La politique économique du prolétariat dans un pays ne peut donc s’assigner comme but de résoudre les difficultés et de résorber le retard du développement de la technique dans le cadre étroit d’un pays. Le sort de l’économie et son développement sont indissolublement liés et directement subordonnés à la marche de la révolution internationale et doivent consister dans une politique en vue de l’attente provisoire à l’intérieur, et d’aide à la révolution internationale.

19- La poursuite du rythme accéléré non en proportion du développement de la capacité de la consommation aboutit, comme l’a démontré l’expérience russe, au développement de la production d’articles destinés à la destruction, suivant sur ce plan la tendance générale du capitalisme mondial qui, dans sa phase décadente, ne peut assurer la poursuite de la production que par l’instauration de l’économie de guerre.

En opposition à cette politique ayant pour but le plus grand rythme de développement industriel, sacrifiant les intérêts immédiats du prolétariat culbutant dans l’économie de guerre, la politique prolétarienne consistera dans un rythme proportionnel au développement de la capacité d’absorption des producteurs, et déterminant la production des articles de consommation immédiatement nécessaires pour satisfaire les besoins des travailleurs.

L’accumulation ne suivra pas le critère d’un plus grand rythme de développement industriel, mais exclusivement celui compatible avec la satisfaction progressive des besoins immédiats.

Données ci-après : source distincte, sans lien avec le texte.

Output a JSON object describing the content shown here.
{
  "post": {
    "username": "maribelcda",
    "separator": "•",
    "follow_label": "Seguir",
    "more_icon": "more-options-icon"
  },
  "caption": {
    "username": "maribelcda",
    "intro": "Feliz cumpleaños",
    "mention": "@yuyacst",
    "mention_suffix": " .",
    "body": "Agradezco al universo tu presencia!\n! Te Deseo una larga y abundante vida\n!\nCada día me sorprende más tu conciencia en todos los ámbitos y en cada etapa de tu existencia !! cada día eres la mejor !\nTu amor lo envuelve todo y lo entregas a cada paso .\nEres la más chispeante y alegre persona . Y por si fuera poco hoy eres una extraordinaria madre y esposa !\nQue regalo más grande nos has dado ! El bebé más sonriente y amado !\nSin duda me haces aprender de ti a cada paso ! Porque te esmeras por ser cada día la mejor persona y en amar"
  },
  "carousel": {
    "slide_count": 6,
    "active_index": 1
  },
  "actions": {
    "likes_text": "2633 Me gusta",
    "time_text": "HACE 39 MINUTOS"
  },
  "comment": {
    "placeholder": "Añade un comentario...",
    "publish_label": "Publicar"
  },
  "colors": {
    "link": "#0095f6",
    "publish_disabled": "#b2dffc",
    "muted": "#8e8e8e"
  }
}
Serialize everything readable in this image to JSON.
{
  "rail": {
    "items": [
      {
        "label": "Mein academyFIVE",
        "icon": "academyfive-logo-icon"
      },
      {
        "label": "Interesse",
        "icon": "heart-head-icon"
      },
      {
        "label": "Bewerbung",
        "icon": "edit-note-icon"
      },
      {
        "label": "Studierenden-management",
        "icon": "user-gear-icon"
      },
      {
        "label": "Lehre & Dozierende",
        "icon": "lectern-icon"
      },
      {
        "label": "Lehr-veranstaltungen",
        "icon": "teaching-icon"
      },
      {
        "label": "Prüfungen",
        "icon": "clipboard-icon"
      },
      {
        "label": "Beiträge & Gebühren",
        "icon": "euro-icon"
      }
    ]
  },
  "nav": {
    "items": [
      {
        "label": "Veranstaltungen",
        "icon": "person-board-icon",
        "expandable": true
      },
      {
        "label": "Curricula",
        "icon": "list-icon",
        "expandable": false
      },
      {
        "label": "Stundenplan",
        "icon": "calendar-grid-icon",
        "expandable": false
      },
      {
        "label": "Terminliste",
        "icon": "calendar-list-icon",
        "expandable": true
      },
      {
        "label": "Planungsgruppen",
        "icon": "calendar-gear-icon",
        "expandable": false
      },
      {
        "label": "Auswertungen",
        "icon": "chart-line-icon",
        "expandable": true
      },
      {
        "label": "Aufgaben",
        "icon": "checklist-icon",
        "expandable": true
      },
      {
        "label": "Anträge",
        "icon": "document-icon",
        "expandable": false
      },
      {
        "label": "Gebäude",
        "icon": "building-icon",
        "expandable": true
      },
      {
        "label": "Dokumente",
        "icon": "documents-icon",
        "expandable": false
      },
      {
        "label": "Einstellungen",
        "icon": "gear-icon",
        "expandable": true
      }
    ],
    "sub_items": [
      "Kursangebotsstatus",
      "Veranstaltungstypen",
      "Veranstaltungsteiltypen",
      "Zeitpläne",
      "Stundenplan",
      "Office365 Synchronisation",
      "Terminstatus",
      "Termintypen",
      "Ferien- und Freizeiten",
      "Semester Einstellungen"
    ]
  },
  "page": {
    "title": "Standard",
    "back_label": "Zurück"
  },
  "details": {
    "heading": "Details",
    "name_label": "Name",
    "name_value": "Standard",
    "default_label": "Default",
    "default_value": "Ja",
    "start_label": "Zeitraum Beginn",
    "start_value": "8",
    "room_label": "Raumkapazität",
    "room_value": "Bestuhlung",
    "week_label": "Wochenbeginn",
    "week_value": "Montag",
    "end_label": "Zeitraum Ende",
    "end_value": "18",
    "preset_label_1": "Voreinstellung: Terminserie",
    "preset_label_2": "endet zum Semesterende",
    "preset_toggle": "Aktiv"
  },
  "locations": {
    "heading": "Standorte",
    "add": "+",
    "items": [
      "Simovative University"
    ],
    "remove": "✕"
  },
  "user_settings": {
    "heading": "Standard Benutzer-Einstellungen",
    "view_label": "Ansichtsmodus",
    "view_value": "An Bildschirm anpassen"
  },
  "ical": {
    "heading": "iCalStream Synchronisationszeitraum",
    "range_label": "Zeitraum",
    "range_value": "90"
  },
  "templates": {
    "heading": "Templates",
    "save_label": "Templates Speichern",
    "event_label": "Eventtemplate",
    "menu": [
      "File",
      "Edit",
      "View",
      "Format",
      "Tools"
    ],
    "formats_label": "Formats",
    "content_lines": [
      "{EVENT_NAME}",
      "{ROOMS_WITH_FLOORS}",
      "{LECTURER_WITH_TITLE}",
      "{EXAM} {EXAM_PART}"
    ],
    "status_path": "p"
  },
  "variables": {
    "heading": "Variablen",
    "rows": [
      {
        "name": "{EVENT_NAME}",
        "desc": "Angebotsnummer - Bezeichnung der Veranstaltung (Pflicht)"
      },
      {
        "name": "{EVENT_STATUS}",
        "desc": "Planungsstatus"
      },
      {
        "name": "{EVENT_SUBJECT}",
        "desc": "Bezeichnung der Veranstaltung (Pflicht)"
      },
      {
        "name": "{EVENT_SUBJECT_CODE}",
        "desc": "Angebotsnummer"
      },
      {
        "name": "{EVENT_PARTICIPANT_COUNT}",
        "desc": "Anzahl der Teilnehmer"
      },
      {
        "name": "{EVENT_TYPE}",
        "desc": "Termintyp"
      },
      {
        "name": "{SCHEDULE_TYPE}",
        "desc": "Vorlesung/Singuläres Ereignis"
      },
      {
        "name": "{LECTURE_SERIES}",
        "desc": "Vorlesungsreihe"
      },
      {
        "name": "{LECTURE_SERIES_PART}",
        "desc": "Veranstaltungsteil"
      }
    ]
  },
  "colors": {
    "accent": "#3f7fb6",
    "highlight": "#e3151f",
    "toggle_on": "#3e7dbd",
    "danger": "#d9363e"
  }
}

La gestion économique aura pour base et pour principe, avant tout, la production des articles de première nécessité, l’harmonisation graduelle des diverses branches de la production, ensuite et particulièrement entre la ville et la campagne, entre l’industrie et l’agriculture.

20- Tant que les forces productives et la technique n’ont pas atteint un développement suffisamment haut, supplantant, partout dans toutes les branches de la production, la petite production, il ne pourra être question de la disparition complète des classes moyennes, de l’artisanat et de la petite paysannerie.

Le prolétariat après la révolution ne pourra collectiviser que la grande industrie développée et concentrée, les industries-clés, les transports et les banques, la grande propriété foncière. II expropriera la grande bourgeoisie. Mais la petite propriété privée subsistera et ne sera résorbée que par un long processus économique. A côté du secteur socialiste (collectif) dans l’économie, subsistera un secteur privé de petits producteurs, et les relations économiques entre ces divers secteurs se présenteront d’une façon variée, multiple, allant du socialisme au coopérativisme et à l’échange des marchandises entre l’État et les particuliers, aussi bien qu’entre les producteurs individuels et isolés. Comme dans la production, le problème de l’échange, des prix, du marché et de la monnaie aura une grande diversité, la politique économique du prolétariat consistera à tenir compte de cette situation, à rejeter la violence bureaucratique comme moyen de régulariser la vie économique et se basant seulement sur le terrain des possibilités réelles de résorption et de supplantation par le développement de la technique et tendra à liquider progressivement la petite propriété et la production isolée en incorporant ces couches de travailleurs dans la grande famille du prolétariat.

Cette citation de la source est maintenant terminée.